Die Sicherheit von Erythrit wurde von Gesundheitsbehörden in aller Welt untersucht und bestätigt. Japan hat Erythrit im Jahr 1990 für die Verwendung in Lebensmitteln zugelassen. Die Weltgesundheitsorganisation (WHO) bestätigte 1999 die Sicherheit von Erythrit, und 2001 erkannte auch die US-amerikanische Gesundheitsbehörde (FDA) Erythrit als sicher an.

Während die Sicherheit von Erythrit und anderen Zuckeralkoholen gut dokumentiert ist, können einige Zuckeralkohole bei übermäßigem Verzehr Magen-Darm-Beschwerden in Form von Blähungen, Völlegefühl und Durchfall verursachen. Daher müssen Lebensmittel, die die Zuckeralkohole Sorbitol oder Mannitol enthalten, auf ihrem Etikett einen Warnhinweis über mögliche abführende Wirkungen enthalten. Erythritol ist besser verträglich als Sorbitol oder Mannitol, so dass Lebensmittel, die Erythritol enthalten, nicht mit diesem Warnhinweis versehen werden müssen. [4]

Wo kann man Erythritol finden?

Sie können Erythritol entdecken in.

  • Getränken (als Zuckeralternative)
  • Kaugummis
  • Schokoladenbonbons
  • Tabletop-Süßstoff
  • Starke und flüssige Lösungen
  • Tabletten
  • Lutschtabletten
  • Granulierte Pulver
  • Bevorzugter pharmazeutischer Hilfsstoff
  • Sirupe
  • Zahnpasta

Ist das nicht verrückt? Ich hatte keine Ahnung, wie viel Erythritol wir täglich zu uns nehmen! [6]
Früchte wie Wassermelone, Birne und Weintrauben enthalten von Natur aus geringe Mengen an Erythrit, ebenso wie Pilze und einige fermentierte Lebensmittel wie Käse, Weißwein, Bier und Sake.

Erythrit ist heute in zahlreichen verpackten Lebensmitteln, Snacks und Getränken enthalten. Einige Beispiele dafür, wo Sie es finden können, sind:.

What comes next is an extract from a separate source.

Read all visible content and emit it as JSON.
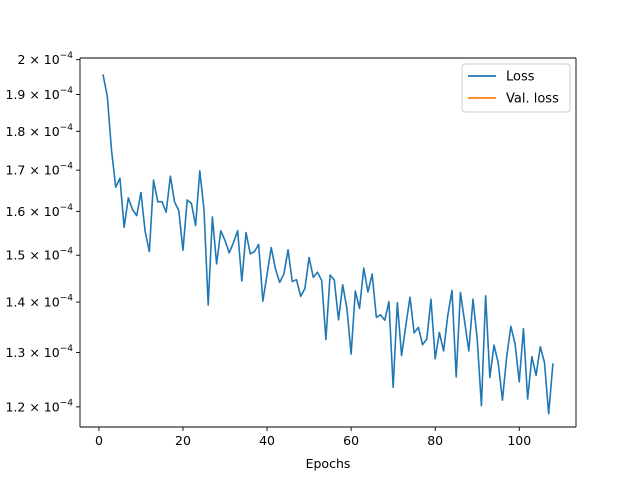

  • kalorienfreie und/oder diätetische Limonaden und Getränke
  • Sport- und Energiegetränke
  • zuckerfreie Kaugummis und Pfefferminzbonbons und andere zuckerhaltige Lebensmittel (wie zähe und weiche Bonbons, aromatisierte Marmelade und Geleeaufstriche)
  • Schokoladenprodukte
  • Süßigkeiten
  • Milchdesserts (wie Eiscreme, andere gefrorene Desserts und Pudding)
  • Verpackte Desserts auf Getreidebasis (wie Kuchen und Kekse)
  • auch einige Medikamente

Erythrit wird häufig in Kombination mit Süßungsmitteln verwendet, um den Geschmack von Produkten zu verbessern. Wenn Sie die Etiketten aufmerksam lesen (und ich hoffe, das tun Sie!), haben Sie vielleicht festgestellt, dass alternative Süßstoffe wie Sucralose und Erythrit in letzter Zeit immer häufiger in den Zutatenlisten auftauchen, vor allem in Energie-/Sportgetränken und Schokoriegeln.

Zuckeralkohole verleihen Lebensmitteln nicht nur einen süßen Geschmack, sondern machen sie auch voluminöser und strukturierter, halten sie feucht und verhindern das Braunwerden.

Da Erythrit nicht hygroskopisch ist (es nimmt keine Feuchtigkeit aus der Luft auf), ist es in bestimmten Backwaren beliebt, da es diese nicht austrocknet.

Herstellungsweise/Typen

Wie bereits erwähnt, kommt Erythrit natürlich in einigen Früchten und fermentierten Lebensmitteln vor. Das Problem ist jedoch, dass der größte Teil des Erythrits, der heute in Produkten verwendet wird, durch die Verwendung von Glukose (meist aus gentechnisch veränderter Maisstärke) und deren Fermentierung mit einer Hefe namens Moniliella pollinis hergestellt wird.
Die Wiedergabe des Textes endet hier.